Her expertise in high school reform dovetailed nicely with what Evans was looking for in a high school director.
“He wants the high schools to be accredited, and I had worked with the New England Association of Schools and Colleges (the accrediting agency),” she said in a recent interview. “I was impressed with this man who was going to focus on high student achievement.”
When Brown agreed to loan Clark to Providence, everything fell into place.
“It’s wonderful for Brown to make this kind of commitment,” Clark said. “I will still have my colleagues at the alliance and the scholarly work there should funnel into my work here.”
Clark, who is 57 and lives in Westport, Mass., with her husband, has always been a high-achiever. A native of New York City, she attended the prestigious Bronx High School of Science, a school where students must pass a test to gain admission. Afterward, she studied Latin, Greek and history at Muskingum College in Ohio.
During a summer Outward Bound program, Clark was one of a group of college students who taught 400 children at St. Michael’s College in Vermont.
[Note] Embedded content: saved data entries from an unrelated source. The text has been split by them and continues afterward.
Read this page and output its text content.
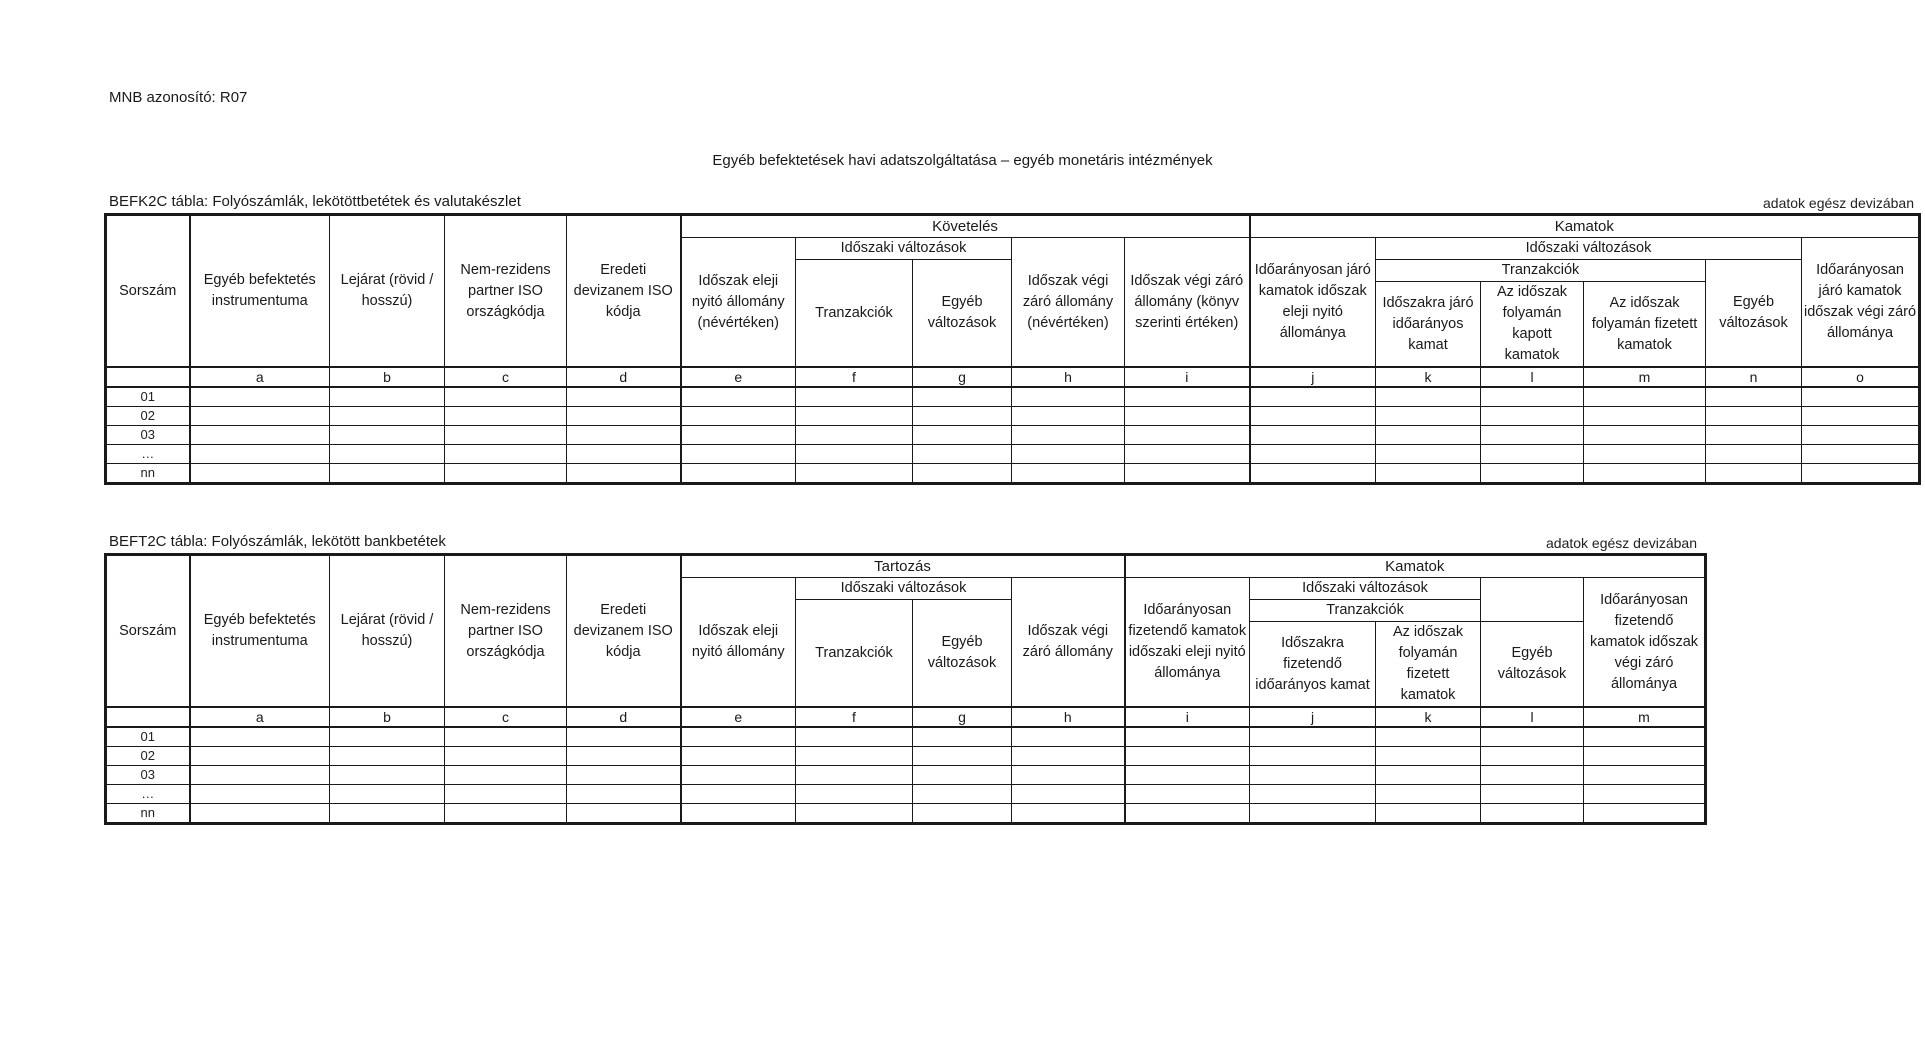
MNB azonosító: R07
Egyéb befektetések havi adatszolgáltatása – egyéb monetáris intézmények
BEFK2C tábla: Folyószámlák, lekötöttbetétek és valutakészlet	adatok egész devizában
Sorszám	Egyéb befektetés instrumentuma	Lejárat (rövid / hosszú)	Nem-rezidens partner ISO országkódja	Eredeti devizanem ISO kódja	Követelés					Kamatok					
					Időszak eleji nyitó állomány (névértéken)	Időszaki változások		Időszak végi záró állomány (névértéken)	Időszak végi záró állomány (könyv szerinti értéken)	Időarányosan járó kamatok időszak eleji nyitó állománya	Időszaki változások				Időarányosan járó kamatok időszak végi záró állománya
						Tranzakciók	Egyéb változások				Tranzakciók			Egyéb változások	
											Időszakra járó időarányos kamat	Az időszak folyamán kapott kamatok	Az időszak folyamán fizetett kamatok		
	a	b	c	d	e	f	g	h	i	j	k	l	m	n	o
01															
02															
03															
…															
nn															
BEFT2C tábla: Folyószámlák, lekötött bankbetétek	adatok egész devizában
Sorszám	Egyéb befektetés instrumentuma	Lejárat (rövid / hosszú)	Nem-rezidens partner ISO országkódja	Eredeti devizanem ISO kódja	Tartozás				Kamatok				
					Időszak eleji nyitó állomány	Időszaki változások		Időszak végi záró állomány	Időarányosan fizetendő kamatok időszaki eleji nyitó állománya	Időszaki változások			Időarányosan fizetendő kamatok időszak végi záró állománya
						Tranzakciók	Egyéb változások			Tranzakciók			
										Időszakra fizetendő időarányos kamat	Az időszak folyamán fizetett kamatok	Egyéb változások	
	a	b	c	d	e	f	g	h	i	j	k	l	m
01													
02													
03													
…													
nn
Half of the teenagers came from Harlem; the other half came from a rural section of Vermont called the Northeast Kingdom.
“I got hooked on teaching,” she said, “hooked on the whole notion of getting kids excited about learning.”
Despite that early interest, Clarke decided to go for her doctorate in medieval canon law at Cornell University. But when she was just shy of finishing her dissertation, she took a hard look at where she was heading.
“Nobody was really interested in my dissertation,” she said. “I felt like, ‘Why should I finish this? It’s my pleasure but it doesn’t inform my day-to-day work.’ ”
By then, Clark had married a veterinarian who treats large animals, and the couple moved to upstate New York, where Clark began teaching at a private boarding school for girls. Those were heady times for single-sex schools because there was a lot of new research about the ways in which schools were ignoring female students.
During her tenure at the Emma Willard School in Troy, N.Y., Clark ran a conference called “Race and the Independent School.”
“Here we were in this white, privileged atmosphere,” Clark said. “If you are going to bring in children of color or children from working-class backgrounds, what will you do to support these kids?”
In 1989, Clark met Ted Sizer, one of the founders of the small schools’ movement, who hired her to run the Institute for Elementary and Secondary Education at Brown, where she spent the next four years working on high school reform.
Two years ago, she returned to Brown, becoming the assistant director of the Education Alliance, which helps districts rethink how high schools should function.
In her new role, Clark is responsible for evaluating the city’s high school programs, personnel and principals. It is her task to turn around the poor performance of the city’s large comprehensive high schools.
“Poverty is not an excuse [for poor performance],” she said. “We want all of our high schools to be accredited. We have to figure out how to make high schools more personal. And I’m taking a hard look at what we need to do to be ready for the new high school graduation requirements.”
(Of the city’s four large high schools, only Classical High School has full accreditation from the New England Association of Schools and Colleges).
By spring of 2008, seniors will need to meet a fresh set of state requirements to graduate from high school. They will have to demonstrate that they have mastered certain skills, either through a senior project or a portfolio of their work.
Clark does not believe that there is any magic bullet that will transform high schools, lower the dropout rate and boost college enrollment.
“Small schools are not the answer if you do them the same way you did large high schools,” she said. “I am a reformer. I want to create a portfolio of high schools so that students have choices.”
Clark has two children, a daughter who works as a structural engineer in New York City and a son who attends Rensselear Polytechnic Institute in New York.